A maioria dos críticos considera o livro de Sartre como o aterrorizante testemunho do absurdo da existência.  Eu o considero um dos livros mais otimistas, mais zen, mais serenos da literatura universal. É a história de um homem que percebe, sem máquina interplanetária alguma, que o Universo não tem razão de ser e que a Vida não tem significado. 

Quer maior liberdade do que isto? Quer maior responsabilidade do que isto? 


O conto de Clifford D. Simak foi publicado pela primeira vez na revista Future Science Fiction (março de 1953) sob o título “...And the truth shall make you free” (algumas republicações trazem o título usado na tradução brasileira, “The Answers”).

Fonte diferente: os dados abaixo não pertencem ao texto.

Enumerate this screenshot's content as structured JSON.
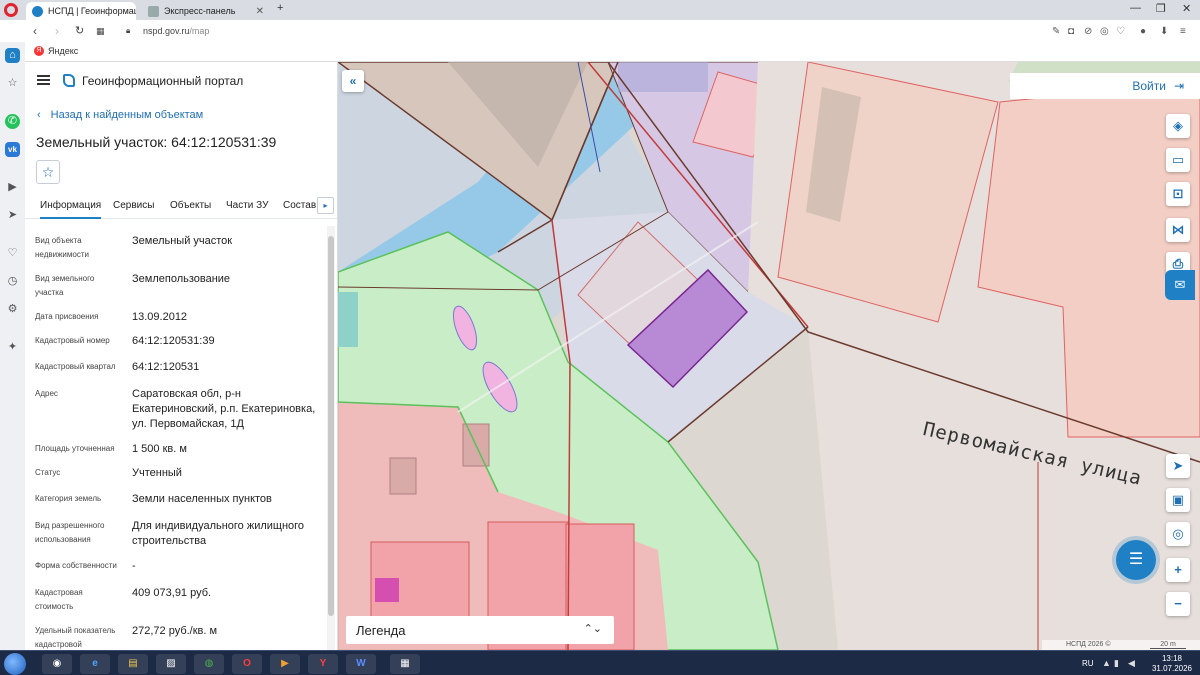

É uma citação do Evangelho Segundo S. João, cap. 8, versículo 32. 

Clifford D. Simak (1904-1988) não era um existencialista da Rive Gauche, experimentador de mescalina e flertador com o comunismo. Era um homem conservador e pacato do Meio Oeste (passou a vida quase toda em Wisconsin), autor de uma obra que vê a simplicidade da vida rural, junto à natureza e aos animais, como uma espécie de ideal. Sua ficção científica tem um fundo humanista, místico, quase ecológico “avant la lettre” em sua valorização e respeito por todas as formas de vida, terrestres ou alienígenas.

A vida será o que fizermos dela. O universo será o que fizermos dele. 

Sorte a minha de estar a ler ficção científica desde tão cedo (e de ter um pai que me comprou aquele livro, imaginando que me traria algum proveito), para que aos vinte anos pudesse ler sem descrença ou assombro, mas com uma sensação de estar-voltando-para-casa, estes versos de Fernando “Alberto Caeiro” Pessoa:

XLVII

 

Num dia excessivamente nítido,

dia em que dava a vontade de ter trabalhado muito

para nele não trabalhar nada,

entrevi, como uma estrada por entre as árvores,

o que talvez seja o Grande Segredo,

aquele Grande Mistério de que os poetas falsos falam.

 

Vi que não há Natureza,

que Natureza não existe,

que há montes, vales, planícies,

que há árvores, flores, ervas,

que há rios e pedras,

mas que não há um todo a que isso pertença,

que um conjunto real e verdadeiro

é uma doença das nossas ideias.

 

A Natureza é partes sem um todo.

Isto é talvez o tal mistério de que falam.

 

Foi isto o que sem pensar nem parar,

acertei que devia ser a verdade

que todos andam a achar e que não acham,

e que só eu, porque a não fui achar, achei.